Other Parts Discussed in Thread: MSP430F2619

Hey guys; haven't found much info here when searching 485. I just want someone to verify my setup. I will be using a Max483 RS485 tranceiver(http://datasheet.octopart.com/MAX485ESA-Maxim-datasheet-51242.pdf) for communications with my MSP430(msp430f2619).

I have pin 3.4(USCI A0 transmit output going into pin 4(DI) of the Max483, pin 3.5(USCI A0 receive data input) going to pin 1(RO) of the tranceiver. For the driver/receiver enables I have it going to 2 general i/o pins. Is this configuration ok?

Also if anyone can point me to some info i may not be seeing on msp430/rs485 interfacing that would be awesome.

 

Thanks,

  • Brock said:
    Is this configuration ok

    Looks like. If you don't bother about incoming data if you're not sending, you can even connect the two DE/RE signals to one GPIO pin.

    There is even a way to automatically handle DE/RE if you know the baudrate: a retriggerable monoflop, triggered by the start bit, switches the direction to output and falls back 8 bit times after the last low  bit (requiring a one-byte dead time after sending). This can be used to transform normal UART connections into RS485.

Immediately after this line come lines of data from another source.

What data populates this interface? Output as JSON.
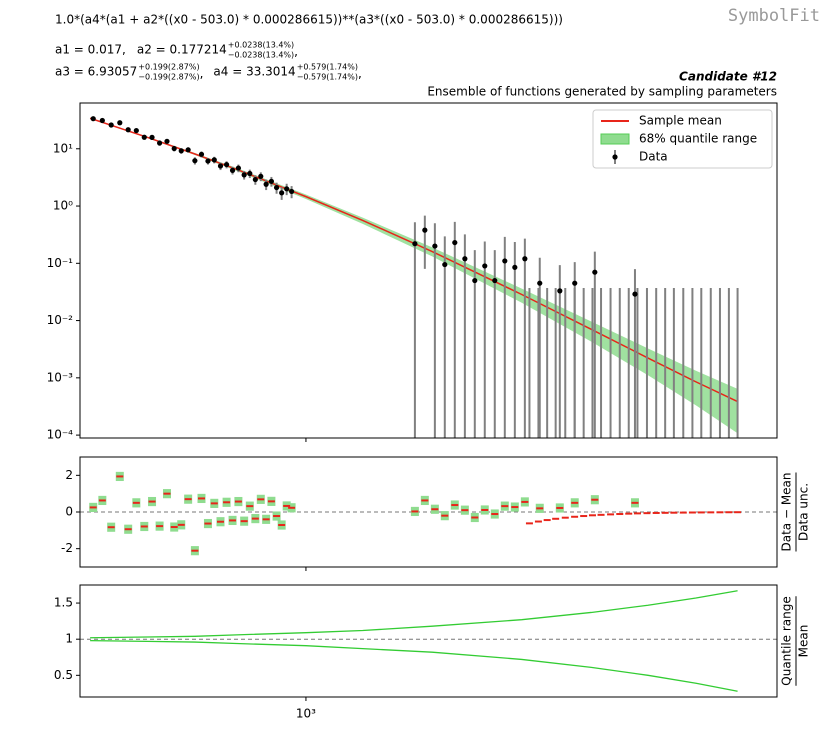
{
  "formula": "1.0*(a4*(a1 + a2*((x0 - 503.0) * 0.000286615))**(a3*((x0 - 503.0) * 0.000286615)))",
  "watermark": "SymbolFit",
  "parameters": [
    [
      {
        "text": "a1 = 0.017,"
      },
      {
        "text": "a2 = 0.177214",
        "plus": "+0.0238(13.4%)",
        "minus": "−0.0238(13.4%)",
        "after": ","
      }
    ],
    [
      {
        "text": "a3 = 6.93057",
        "plus": "+0.199(2.87%)",
        "minus": "−0.199(2.87%)",
        "after": ","
      },
      {
        "text": "a4 = 33.3014",
        "plus": "+0.579(1.74%)",
        "minus": "−0.579(1.74%)",
        "after": ","
      }
    ]
  ],
  "chart_data": [
    {
      "type": "errorbar",
      "title": "Candidate #12",
      "subtitle": "Ensemble of functions generated by sampling parameters",
      "log_x": true,
      "log_y": true,
      "xlim": [
        484,
        4540
      ],
      "ylim": [
        8.9e-05,
        63
      ],
      "yticks": [
        {
          "value": 10,
          "label": "10¹"
        },
        {
          "value": 1,
          "label": "10⁰"
        },
        {
          "value": 0.1,
          "label": "10⁻¹"
        },
        {
          "value": 0.01,
          "label": "10⁻²"
        },
        {
          "value": 0.001,
          "label": "10⁻³"
        },
        {
          "value": 0.0001,
          "label": "10⁻⁴"
        }
      ],
      "legend": "upper right",
      "mean": {
        "name": "Sample mean",
        "color": "#e8251a",
        "x": [
          500,
          600,
          700,
          800,
          1000,
          1200,
          1500,
          2000,
          2500,
          3000,
          3500,
          4000
        ],
        "values": [
          34.1,
          15.95,
          8.11,
          4.38,
          1.46,
          0.561,
          0.1606,
          0.02854,
          0.00704,
          0.002216,
          0.00085,
          0.000385
        ]
      },
      "band": {
        "name": "68% quantile range",
        "color": "#8fdc8f",
        "x": [
          500,
          600,
          700,
          800,
          1000,
          1200,
          1500,
          2000,
          2500,
          3000,
          3500,
          4000
        ],
        "upper": [
          34.8,
          16.4,
          8.43,
          4.64,
          1.59,
          0.628,
          0.19,
          0.0362,
          0.00964,
          0.00326,
          0.00133,
          0.00064
        ],
        "lower": [
          33.4,
          15.5,
          7.79,
          4.12,
          1.33,
          0.488,
          0.132,
          0.0205,
          0.00429,
          0.00111,
          0.00033,
          0.000108
        ]
      },
      "data": {
        "name": "Data",
        "color": "#000000",
        "error_color": "#808080",
        "x": [
          505,
          520,
          535,
          550,
          565,
          580,
          595,
          610,
          625,
          640,
          655,
          670,
          685,
          700,
          715,
          730,
          745,
          760,
          775,
          790,
          805,
          820,
          835,
          850,
          865,
          880,
          895,
          910,
          925,
          940,
          955,
          1419,
          1465,
          1513,
          1562,
          1613,
          1666,
          1720,
          1776,
          1834,
          1894,
          1956,
          2020,
          2119,
          2260,
          2371,
          2529,
          2877,
          2050,
          2110,
          2170,
          2230,
          2300,
          2370,
          2440,
          2510,
          2580,
          2660,
          2740,
          2820,
          2900,
          2990,
          3080,
          3170,
          3260,
          3360,
          3460,
          3560,
          3670,
          3780,
          3890,
          4000
        ],
        "values": [
          33.5,
          31.2,
          26.0,
          28.5,
          21.5,
          20.8,
          15.9,
          15.8,
          12.6,
          13.5,
          10.1,
          9.2,
          9.6,
          6.2,
          8.0,
          6.1,
          6.4,
          5.0,
          5.3,
          4.2,
          4.6,
          3.5,
          3.7,
          2.9,
          3.3,
          2.4,
          2.7,
          2.1,
          1.7,
          2.0,
          1.8,
          0.22,
          0.38,
          0.2,
          0.095,
          0.23,
          0.12,
          0.05,
          0.09,
          0.05,
          0.11,
          0.085,
          0.12,
          0.045,
          0.033,
          0.045,
          0.07,
          0.029,
          0,
          0,
          0,
          0,
          0,
          0,
          0,
          0,
          0,
          0,
          0,
          0,
          0,
          0,
          0,
          0,
          0,
          0,
          0,
          0,
          0,
          0,
          0,
          0
        ],
        "errors": [
          2.0,
          1.9,
          1.8,
          1.8,
          1.6,
          1.6,
          1.4,
          1.4,
          1.3,
          1.3,
          1.1,
          1.0,
          1.0,
          0.9,
          0.95,
          0.8,
          0.85,
          0.75,
          0.75,
          0.65,
          0.7,
          0.6,
          0.62,
          0.55,
          0.58,
          0.5,
          0.52,
          0.46,
          0.42,
          0.45,
          0.43,
          0.3,
          0.3,
          0.3,
          0.2,
          0.3,
          0.2,
          0.12,
          0.15,
          0.12,
          0.18,
          0.15,
          0.15,
          0.08,
          0.06,
          0.06,
          0.09,
          0.05,
          0.037,
          0.037,
          0.037,
          0.037,
          0.037,
          0.037,
          0.037,
          0.037,
          0.037,
          0.037,
          0.037,
          0.037,
          0.037,
          0.037,
          0.037,
          0.037,
          0.037,
          0.037,
          0.037,
          0.037,
          0.037,
          0.037,
          0.037,
          0.037
        ]
      }
    },
    {
      "type": "residual",
      "ylabel_numerator": "Data − Mean",
      "ylabel_denominator": "Data unc.",
      "log_x": true,
      "log_y": false,
      "xlim": [
        484,
        4540
      ],
      "ylim": [
        -3,
        3
      ],
      "yticks": [
        -2,
        0,
        2
      ],
      "reference": 0,
      "color": "#e8251a",
      "band_color": "#8fdc8f",
      "x": [
        505,
        520,
        535,
        550,
        565,
        580,
        595,
        610,
        625,
        640,
        655,
        670,
        685,
        700,
        715,
        730,
        745,
        760,
        775,
        790,
        805,
        820,
        835,
        850,
        865,
        880,
        895,
        910,
        925,
        940,
        955,
        1419,
        1465,
        1513,
        1562,
        1613,
        1666,
        1720,
        1776,
        1834,
        1894,
        1956,
        2020,
        2119,
        2260,
        2371,
        2529,
        2877,
        2050,
        2110,
        2170,
        2230,
        2300,
        2370,
        2440,
        2510,
        2580,
        2660,
        2740,
        2820,
        2900,
        2990,
        3080,
        3170,
        3260,
        3360,
        3460,
        3560,
        3670,
        3780,
        3890,
        4000
      ],
      "values": [
        0.25,
        0.63,
        -0.83,
        1.94,
        -0.94,
        0.5,
        -0.79,
        0.57,
        -0.77,
        1.0,
        -0.82,
        -0.7,
        0.7,
        -2.11,
        0.74,
        -0.63,
        0.47,
        -0.53,
        0.53,
        -0.46,
        0.57,
        -0.5,
        0.32,
        -0.36,
        0.69,
        -0.4,
        0.58,
        -0.22,
        -0.71,
        0.33,
        0.23,
        0.03,
        0.63,
        0.15,
        -0.2,
        0.38,
        0.1,
        -0.3,
        0.11,
        -0.11,
        0.32,
        0.27,
        0.55,
        0.2,
        0.22,
        0.5,
        0.67,
        0.5,
        -0.62,
        -0.52,
        -0.44,
        -0.37,
        -0.31,
        -0.26,
        -0.22,
        -0.18,
        -0.155,
        -0.13,
        -0.11,
        -0.09,
        -0.075,
        -0.063,
        -0.053,
        -0.045,
        -0.038,
        -0.032,
        -0.027,
        -0.023,
        -0.019,
        -0.016,
        -0.013,
        -0.011
      ],
      "band": [
        0.25,
        0.25,
        0.25,
        0.25,
        0.25,
        0.25,
        0.25,
        0.25,
        0.25,
        0.25,
        0.25,
        0.25,
        0.25,
        0.25,
        0.25,
        0.25,
        0.25,
        0.25,
        0.25,
        0.25,
        0.25,
        0.25,
        0.25,
        0.25,
        0.25,
        0.25,
        0.25,
        0.25,
        0.25,
        0.25,
        0.25,
        0.25,
        0.25,
        0.25,
        0.25,
        0.25,
        0.25,
        0.25,
        0.25,
        0.25,
        0.25,
        0.25,
        0.25,
        0.25,
        0.25,
        0.25,
        0.25,
        0.25,
        null,
        null,
        null,
        null,
        null,
        null,
        null,
        null,
        null,
        null,
        null,
        null,
        null,
        null,
        null,
        null,
        null,
        null,
        null,
        null,
        null,
        null,
        null,
        null
      ]
    },
    {
      "type": "line",
      "ylabel_numerator": "Quantile range",
      "ylabel_denominator": "Mean",
      "log_x": true,
      "log_y": false,
      "xlim": [
        484,
        4540
      ],
      "ylim": [
        0.2,
        1.75
      ],
      "xticks": [
        {
          "value": 1000,
          "label": "10³"
        }
      ],
      "yticks": [
        0.5,
        1,
        1.5
      ],
      "reference": 1,
      "x": [
        500,
        600,
        700,
        800,
        1000,
        1200,
        1500,
        2000,
        2500,
        3000,
        3500,
        4000
      ],
      "series": [
        {
          "color": "#33cc33",
          "values": [
            1.02,
            1.03,
            1.04,
            1.06,
            1.09,
            1.12,
            1.18,
            1.27,
            1.37,
            1.47,
            1.57,
            1.67
          ]
        },
        {
          "color": "#33cc33",
          "values": [
            0.98,
            0.97,
            0.96,
            0.94,
            0.91,
            0.87,
            0.82,
            0.72,
            0.61,
            0.5,
            0.39,
            0.28
          ]
        }
      ]
    }
  ]
}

    Some thing that's necessary but not shown in the Datasheet you mentioned above: on one side of the RS485 (and only on one), the data lines should be pulled to GND and VCC (e.g. using a 4.7k resistor, depending on the number of slaves). The resistor between the two dat alines should only placed on teh other side of the bus as termination. Or, if you make a star-like network with longer connections to the single slaves from the common bus, on each end of the star except for the end with the pullups.

    While RS485 is fairly robust, it is power-consuming too. High currents against high distortions is the main recipe. (for normal UARTs, the original formula was 'high voltage agianst distortions', but the high voltage has been dropped from +-12V to +-3V  over time)

    We use RS485 in out projects a lot (sensors and RF transmitter communicate through bidirectional RS485, polling mode now, but time slice mode is in the works) and bus termination is critical. Way more critical than I had thought.